COMP Research Team Breaks World Record for Training ImageNet in Four Minutes

2 Aug 2018
(Right) Dr. Chu Xiaowen and PhD student Shi Shaohuai.
A diagram showing data transmission of a 5-layer model.


Department of Computer Science Associate Professor Dr Chu Xiaowen and his research group teamed up with Tencent Machine Learning to train AlexNet in just 4 minutes and ResNet-50 in 6.6 minutes on the ImageNet dataset, which breaks the world record. The international record previously was training AlexNet in 11 minutes and ResNet-50 in 15minutes.

In order to train neural networks at high speed with stable accuracy of software, COMP research team and researchers from Tencent Machine Learning strove to reduce the training time for AlexNet and ResNet-50 by increasing the batch size. For this study, the researchers rinsed 65,536 ImageNet images per batch through the neural network during training.

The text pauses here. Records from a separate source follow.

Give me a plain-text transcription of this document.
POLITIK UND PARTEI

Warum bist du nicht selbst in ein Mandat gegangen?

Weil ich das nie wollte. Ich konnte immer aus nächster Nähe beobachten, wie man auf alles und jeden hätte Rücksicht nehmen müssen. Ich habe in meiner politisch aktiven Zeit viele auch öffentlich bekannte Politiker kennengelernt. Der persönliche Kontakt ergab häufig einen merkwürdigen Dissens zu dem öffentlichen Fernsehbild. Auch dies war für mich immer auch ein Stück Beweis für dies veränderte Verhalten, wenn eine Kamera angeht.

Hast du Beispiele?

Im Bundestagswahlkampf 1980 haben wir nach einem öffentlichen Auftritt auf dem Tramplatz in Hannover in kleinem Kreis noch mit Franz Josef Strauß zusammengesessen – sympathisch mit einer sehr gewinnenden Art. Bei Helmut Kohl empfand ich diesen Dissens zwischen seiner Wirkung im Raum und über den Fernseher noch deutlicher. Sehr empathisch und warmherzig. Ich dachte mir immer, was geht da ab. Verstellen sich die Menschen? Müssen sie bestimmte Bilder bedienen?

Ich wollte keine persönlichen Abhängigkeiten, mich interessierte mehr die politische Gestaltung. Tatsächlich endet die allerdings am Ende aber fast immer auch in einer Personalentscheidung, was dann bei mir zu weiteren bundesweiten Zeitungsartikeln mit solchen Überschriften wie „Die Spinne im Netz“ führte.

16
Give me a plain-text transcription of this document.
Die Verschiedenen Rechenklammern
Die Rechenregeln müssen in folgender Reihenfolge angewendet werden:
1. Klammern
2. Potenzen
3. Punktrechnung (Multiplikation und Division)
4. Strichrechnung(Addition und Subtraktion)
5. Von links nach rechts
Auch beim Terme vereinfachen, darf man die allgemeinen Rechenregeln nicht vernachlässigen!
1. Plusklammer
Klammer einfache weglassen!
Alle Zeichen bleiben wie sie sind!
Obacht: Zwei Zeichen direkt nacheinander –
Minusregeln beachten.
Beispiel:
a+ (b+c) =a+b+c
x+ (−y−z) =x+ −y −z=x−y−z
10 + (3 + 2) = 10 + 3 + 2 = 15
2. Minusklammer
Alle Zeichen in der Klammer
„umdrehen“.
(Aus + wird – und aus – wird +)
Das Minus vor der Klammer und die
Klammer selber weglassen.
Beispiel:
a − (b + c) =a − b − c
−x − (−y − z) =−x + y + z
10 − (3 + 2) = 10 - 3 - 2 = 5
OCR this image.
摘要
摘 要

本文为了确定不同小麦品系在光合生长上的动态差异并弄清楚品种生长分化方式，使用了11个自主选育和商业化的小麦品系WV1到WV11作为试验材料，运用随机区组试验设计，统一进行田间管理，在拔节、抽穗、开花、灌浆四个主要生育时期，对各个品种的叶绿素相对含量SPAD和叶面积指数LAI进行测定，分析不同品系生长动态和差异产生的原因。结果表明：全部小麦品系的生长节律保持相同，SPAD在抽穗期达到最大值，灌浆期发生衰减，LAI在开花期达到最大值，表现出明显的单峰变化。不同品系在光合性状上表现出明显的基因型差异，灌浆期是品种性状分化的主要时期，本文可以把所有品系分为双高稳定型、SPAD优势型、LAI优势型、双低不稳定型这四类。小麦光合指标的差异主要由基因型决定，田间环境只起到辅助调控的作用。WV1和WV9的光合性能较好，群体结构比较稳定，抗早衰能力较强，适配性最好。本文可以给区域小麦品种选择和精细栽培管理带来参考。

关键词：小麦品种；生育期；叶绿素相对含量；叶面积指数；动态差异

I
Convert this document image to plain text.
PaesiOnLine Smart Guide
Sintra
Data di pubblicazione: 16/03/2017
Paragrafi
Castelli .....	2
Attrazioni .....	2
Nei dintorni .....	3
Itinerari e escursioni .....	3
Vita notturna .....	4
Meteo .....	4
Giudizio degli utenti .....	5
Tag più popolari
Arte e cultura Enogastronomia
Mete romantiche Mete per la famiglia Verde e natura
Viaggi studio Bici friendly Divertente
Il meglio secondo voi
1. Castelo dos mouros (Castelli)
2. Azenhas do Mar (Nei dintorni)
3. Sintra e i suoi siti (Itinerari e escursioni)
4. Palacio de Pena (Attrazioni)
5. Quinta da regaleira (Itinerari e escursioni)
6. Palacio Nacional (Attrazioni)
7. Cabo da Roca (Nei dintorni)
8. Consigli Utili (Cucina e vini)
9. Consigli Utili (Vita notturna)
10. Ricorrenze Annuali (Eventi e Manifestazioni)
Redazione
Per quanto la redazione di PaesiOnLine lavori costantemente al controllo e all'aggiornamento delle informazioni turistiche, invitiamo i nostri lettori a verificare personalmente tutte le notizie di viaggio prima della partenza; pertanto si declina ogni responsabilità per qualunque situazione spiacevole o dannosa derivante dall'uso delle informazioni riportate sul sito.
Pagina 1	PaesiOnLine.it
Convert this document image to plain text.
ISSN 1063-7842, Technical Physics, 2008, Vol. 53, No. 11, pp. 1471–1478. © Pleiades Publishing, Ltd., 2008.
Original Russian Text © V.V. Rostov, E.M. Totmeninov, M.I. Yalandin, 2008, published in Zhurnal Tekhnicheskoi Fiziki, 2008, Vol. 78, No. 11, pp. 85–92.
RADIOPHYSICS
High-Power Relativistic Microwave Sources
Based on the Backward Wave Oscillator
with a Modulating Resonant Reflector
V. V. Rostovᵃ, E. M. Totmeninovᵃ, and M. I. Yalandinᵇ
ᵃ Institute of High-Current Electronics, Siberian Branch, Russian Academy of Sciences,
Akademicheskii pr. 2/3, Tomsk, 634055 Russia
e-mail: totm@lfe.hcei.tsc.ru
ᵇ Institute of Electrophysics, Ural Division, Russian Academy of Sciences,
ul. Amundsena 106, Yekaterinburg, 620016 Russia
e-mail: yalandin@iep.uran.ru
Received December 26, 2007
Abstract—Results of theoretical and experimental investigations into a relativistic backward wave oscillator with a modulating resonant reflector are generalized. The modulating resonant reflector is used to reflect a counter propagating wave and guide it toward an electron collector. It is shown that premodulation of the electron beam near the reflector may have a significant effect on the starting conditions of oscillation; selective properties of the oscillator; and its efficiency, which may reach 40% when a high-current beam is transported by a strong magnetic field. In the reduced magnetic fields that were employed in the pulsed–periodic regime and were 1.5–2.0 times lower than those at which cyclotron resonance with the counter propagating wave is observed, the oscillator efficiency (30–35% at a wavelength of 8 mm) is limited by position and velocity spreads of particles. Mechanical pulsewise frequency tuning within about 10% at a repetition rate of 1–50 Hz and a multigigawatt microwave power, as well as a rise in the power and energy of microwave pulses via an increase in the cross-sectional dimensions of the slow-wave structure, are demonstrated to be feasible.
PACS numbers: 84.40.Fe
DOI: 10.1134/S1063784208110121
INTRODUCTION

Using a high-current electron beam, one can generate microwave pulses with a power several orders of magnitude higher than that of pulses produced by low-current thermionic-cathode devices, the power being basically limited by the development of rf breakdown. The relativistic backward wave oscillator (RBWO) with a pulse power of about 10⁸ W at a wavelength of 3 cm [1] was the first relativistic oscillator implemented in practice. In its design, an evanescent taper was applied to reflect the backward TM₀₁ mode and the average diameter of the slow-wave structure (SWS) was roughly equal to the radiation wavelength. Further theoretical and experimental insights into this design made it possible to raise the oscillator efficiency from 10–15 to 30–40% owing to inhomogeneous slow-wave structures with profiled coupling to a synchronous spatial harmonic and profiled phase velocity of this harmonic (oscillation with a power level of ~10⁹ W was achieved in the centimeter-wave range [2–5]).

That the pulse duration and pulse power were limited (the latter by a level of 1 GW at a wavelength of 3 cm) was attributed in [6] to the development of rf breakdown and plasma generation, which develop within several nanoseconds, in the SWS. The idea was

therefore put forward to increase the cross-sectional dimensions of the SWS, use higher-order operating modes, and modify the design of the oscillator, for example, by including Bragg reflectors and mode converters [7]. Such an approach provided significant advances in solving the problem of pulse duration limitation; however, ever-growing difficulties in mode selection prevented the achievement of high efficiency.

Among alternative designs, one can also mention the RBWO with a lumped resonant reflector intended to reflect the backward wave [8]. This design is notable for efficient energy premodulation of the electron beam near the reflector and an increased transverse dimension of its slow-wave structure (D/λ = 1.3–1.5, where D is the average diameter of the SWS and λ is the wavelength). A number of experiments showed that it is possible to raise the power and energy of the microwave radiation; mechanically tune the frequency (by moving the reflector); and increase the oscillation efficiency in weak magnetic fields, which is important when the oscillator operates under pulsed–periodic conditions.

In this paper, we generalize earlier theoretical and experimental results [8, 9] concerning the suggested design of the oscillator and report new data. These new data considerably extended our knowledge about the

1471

The team also came up with a communications technique called “tensor fusion”. When nodes are sharing information over their cluster's network, multiple small size tensors are packaged together to reduce the amount of information that has to be transferred, thus reducing latency and increasing throughput. The team also used a mix of 32-bit full and 16-bit half-precision floating-point math (FP32 and FP16) during training, rather than purely FP32, which further reduced the amount of data shunted through a node's memory, also improving the throughput and cutting into the training time.

With improving training speed on ImageNet, the team plans to leverage their accelerated training capability in other AI businesses and services such as game AI.